Die beiden haben Vorstands- und Aufsichtsgremien in Österreich wesentlich mitgestaltet, Gehaltsmanagement professionalisiert und auch über Beratungsprojekte des Arbeitsmarktservice und dem Europäischen Sozialfonds Gleichstellung und Altersdiversität in der heimischen Wirtschaft zum Thema gemacht. Jetzt beenden sie ihre Arbeit bei Deloitte, noch vor dem festgesetzten Alterslimit.

STANDARD: Wieso jetzt? Die Personalfrage stand noch nie so im Zentrum.

Havranek: Aufhören, wenn es am schönsten ist!
Wentner: Nicht aufhören zu können ist ja keine nachhaltige Nachfolgeplanung – unsere Next Generation ist jetzt um die 40.          
Havranek: Es zwingt zum Nachdenken ...  
Wentner: ...ja, darüber, welche Rollen nicht mehr passen.

STANDARD: Steht der totale Rückzug ins Private auf dem Plan?

Havranek: Nein, wir werden unsere Erfahrung und Expertise nützen und gemeinsam, auch in Verbindung mit Deloitte, etwas in unserem Bereich weiter tun.
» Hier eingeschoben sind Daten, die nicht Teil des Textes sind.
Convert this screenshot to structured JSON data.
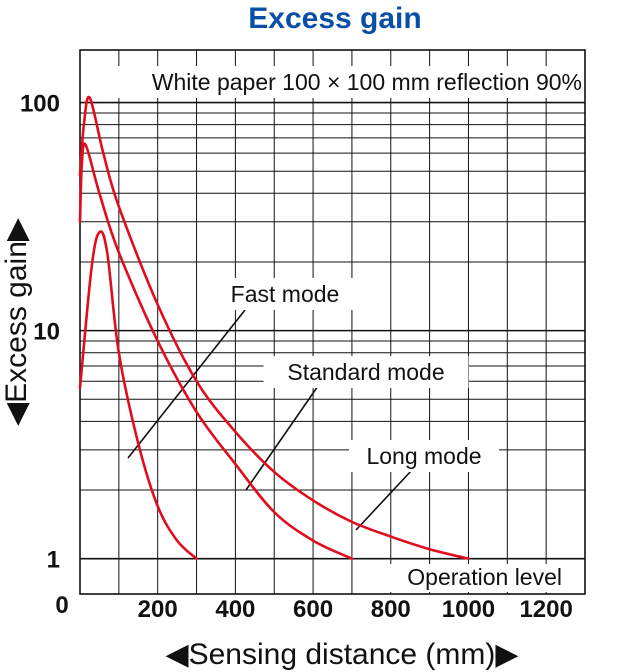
{
  "chart_data": {
    "type": "line",
    "title": "Excess gain",
    "xlabel": "◀Sensing distance (mm)▶",
    "ylabel": "◀Excess gain▶",
    "y_scale": "log",
    "xlim": [
      0,
      1300
    ],
    "ylim": [
      0.7,
      170
    ],
    "x_ticks": [
      "0",
      "200",
      "400",
      "600",
      "800",
      "1000",
      "1200"
    ],
    "y_ticks": [
      "1",
      "10",
      "100"
    ],
    "annotation": "White paper 100 × 100 mm reflection 90%",
    "reference_line": {
      "label": "Operation level",
      "y": 1
    },
    "grid": true,
    "series": [
      {
        "name": "Fast mode",
        "color": "#e00d1e",
        "x": [
          0,
          30,
          50,
          70,
          100,
          150,
          200,
          250,
          300
        ],
        "y": [
          5.6,
          19,
          27,
          22,
          8,
          3.2,
          1.7,
          1.2,
          1.0
        ]
      },
      {
        "name": "Standard mode",
        "color": "#e00d1e",
        "x": [
          0,
          5,
          15,
          50,
          100,
          200,
          300,
          400,
          500,
          600,
          700
        ],
        "y": [
          30,
          55,
          65,
          40,
          22,
          9,
          4.4,
          2.6,
          1.6,
          1.2,
          1.0
        ]
      },
      {
        "name": "Long mode",
        "color": "#e00d1e",
        "x": [
          0,
          10,
          25,
          60,
          100,
          200,
          300,
          400,
          500,
          600,
          700,
          800,
          900,
          1000
        ],
        "y": [
          48,
          80,
          105,
          60,
          35,
          13,
          6,
          3.6,
          2.4,
          1.8,
          1.45,
          1.25,
          1.1,
          1.0
        ]
      }
    ],
    "series_labels": [
      "Fast mode",
      "Standard mode",
      "Long mode"
    ]
  }
}
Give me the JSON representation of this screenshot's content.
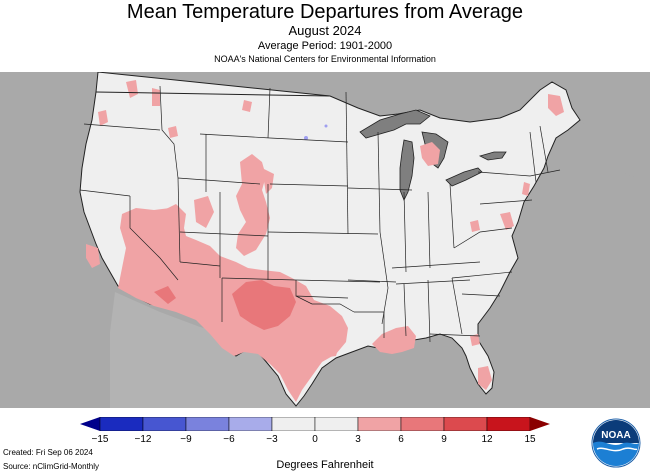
{
  "header": {
    "title": "Mean Temperature Departures from Average",
    "subtitle": "August 2024",
    "period": "Average Period: 1901-2000",
    "organization": "NOAA's National Centers for Environmental Information"
  },
  "legend": {
    "units": "Degrees Fahrenheit",
    "ticks": [
      "−15",
      "−12",
      "−9",
      "−6",
      "−3",
      "0",
      "3",
      "6",
      "9",
      "12",
      "15"
    ],
    "colors": [
      "#1a2bbf",
      "#4756d1",
      "#7a82dd",
      "#a8acea",
      "#efefef",
      "#efefef",
      "#f0a3a5",
      "#e8777a",
      "#dc4a4e",
      "#c8141c"
    ],
    "end_low_color": "#00008b",
    "end_high_color": "#8b0000"
  },
  "footer": {
    "created": "Created: Fri Sep 06 2024",
    "source": "Source: nClimGrid-Monthly"
  },
  "logo": {
    "text": "NOAA"
  },
  "map": {
    "land_color": "#efefef",
    "outside_color": "#a9a9a9",
    "water_color": "#7f7f7f",
    "border_color": "#222222",
    "warm_color": "#f0a3a5",
    "warmer_color": "#e8777a",
    "cool_color": "#9f9ff0"
  }
}
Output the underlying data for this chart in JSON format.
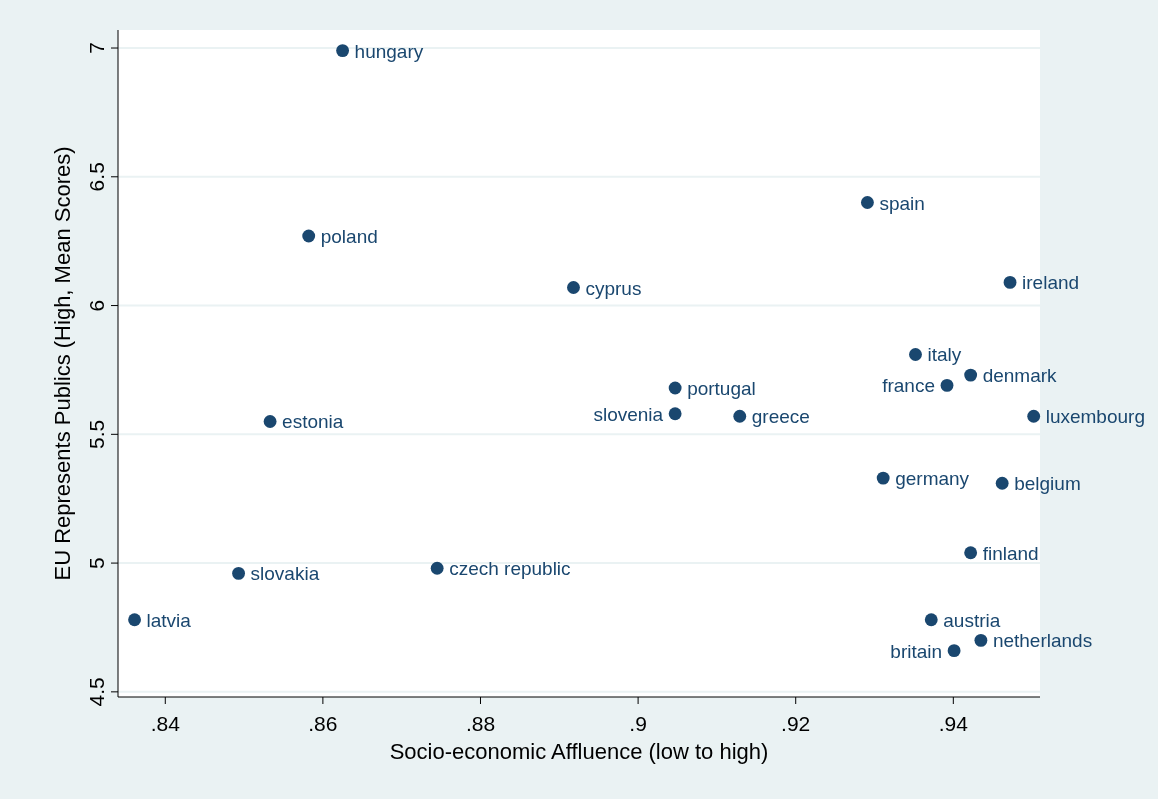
{
  "chart_data": {
    "type": "scatter",
    "xlabel": "Socio-economic Affluence (low to high)",
    "ylabel": "EU Represents Publics (High, Mean Scores)",
    "xlim": [
      0.834,
      0.951
    ],
    "ylim": [
      4.48,
      7.07
    ],
    "xticks": [
      {
        "value": 0.84,
        "label": ".84"
      },
      {
        "value": 0.86,
        "label": ".86"
      },
      {
        "value": 0.88,
        "label": ".88"
      },
      {
        "value": 0.9,
        "label": ".9"
      },
      {
        "value": 0.92,
        "label": ".92"
      },
      {
        "value": 0.94,
        "label": ".94"
      }
    ],
    "yticks": [
      {
        "value": 4.5,
        "label": "4.5"
      },
      5,
      {
        "value": 5.5,
        "label": "5.5"
      },
      6,
      {
        "value": 6.5,
        "label": "6.5"
      },
      7
    ],
    "grid": "y",
    "marker": "circle",
    "series": [
      {
        "color": "#1a476f",
        "x": [
          0.8625,
          0.8582,
          0.8918,
          0.9291,
          0.9472,
          0.9352,
          0.9422,
          0.9392,
          0.9047,
          0.9047,
          0.9129,
          0.9502,
          0.8533,
          0.9311,
          0.9462,
          0.9422,
          0.8745,
          0.8493,
          0.8361,
          0.9372,
          0.9435,
          0.9401
        ],
        "values": [
          6.99,
          6.27,
          6.07,
          6.4,
          6.09,
          5.81,
          5.73,
          5.69,
          5.68,
          5.58,
          5.57,
          5.57,
          5.55,
          5.33,
          5.31,
          5.04,
          4.98,
          4.96,
          4.78,
          4.78,
          4.7,
          4.66
        ]
      }
    ],
    "annotations": [
      {
        "text": "hungary",
        "x": 0.8625,
        "y": 6.99
      },
      {
        "text": "poland",
        "x": 0.8582,
        "y": 6.27
      },
      {
        "text": "cyprus",
        "x": 0.8918,
        "y": 6.07
      },
      {
        "text": "spain",
        "x": 0.9291,
        "y": 6.4
      },
      {
        "text": "ireland",
        "x": 0.9472,
        "y": 6.09
      },
      {
        "text": "italy",
        "x": 0.9352,
        "y": 5.81
      },
      {
        "text": "denmark",
        "x": 0.9422,
        "y": 5.73
      },
      {
        "text": "france",
        "x": 0.9392,
        "y": 5.69
      },
      {
        "text": "portugal",
        "x": 0.9047,
        "y": 5.68
      },
      {
        "text": "slovenia",
        "x": 0.9047,
        "y": 5.58
      },
      {
        "text": "greece",
        "x": 0.9129,
        "y": 5.57
      },
      {
        "text": "luxembourg",
        "x": 0.9502,
        "y": 5.57
      },
      {
        "text": "estonia",
        "x": 0.8533,
        "y": 5.55
      },
      {
        "text": "germany",
        "x": 0.9311,
        "y": 5.33
      },
      {
        "text": "belgium",
        "x": 0.9462,
        "y": 5.31
      },
      {
        "text": "finland",
        "x": 0.9422,
        "y": 5.04
      },
      {
        "text": "czech republic",
        "x": 0.8745,
        "y": 4.98
      },
      {
        "text": "slovakia",
        "x": 0.8493,
        "y": 4.96
      },
      {
        "text": "latvia",
        "x": 0.8361,
        "y": 4.78
      },
      {
        "text": "austria",
        "x": 0.9372,
        "y": 4.78
      },
      {
        "text": "netherlands",
        "x": 0.9435,
        "y": 4.7
      },
      {
        "text": "britain",
        "x": 0.9401,
        "y": 4.66
      }
    ]
  }
}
STANDARD: Was hat Sie über die Jahrzehnte getragen, was hat Ihre Businesspartnerschaft getragen?

Wentner: Wir sind vollkommen komplementär. Und wir konnten das, was wir gemacht haben, immer in voller Überzeugung tun.
Havranek: Gundi ist die Vorangehende. Ich bin verhaltener. So gesehen, sind wir ein gutes Beispiel, wie wichtig Diversität im Vorstand ist – wenn es im Team crasht, dann meistens, weil alle gleich sind.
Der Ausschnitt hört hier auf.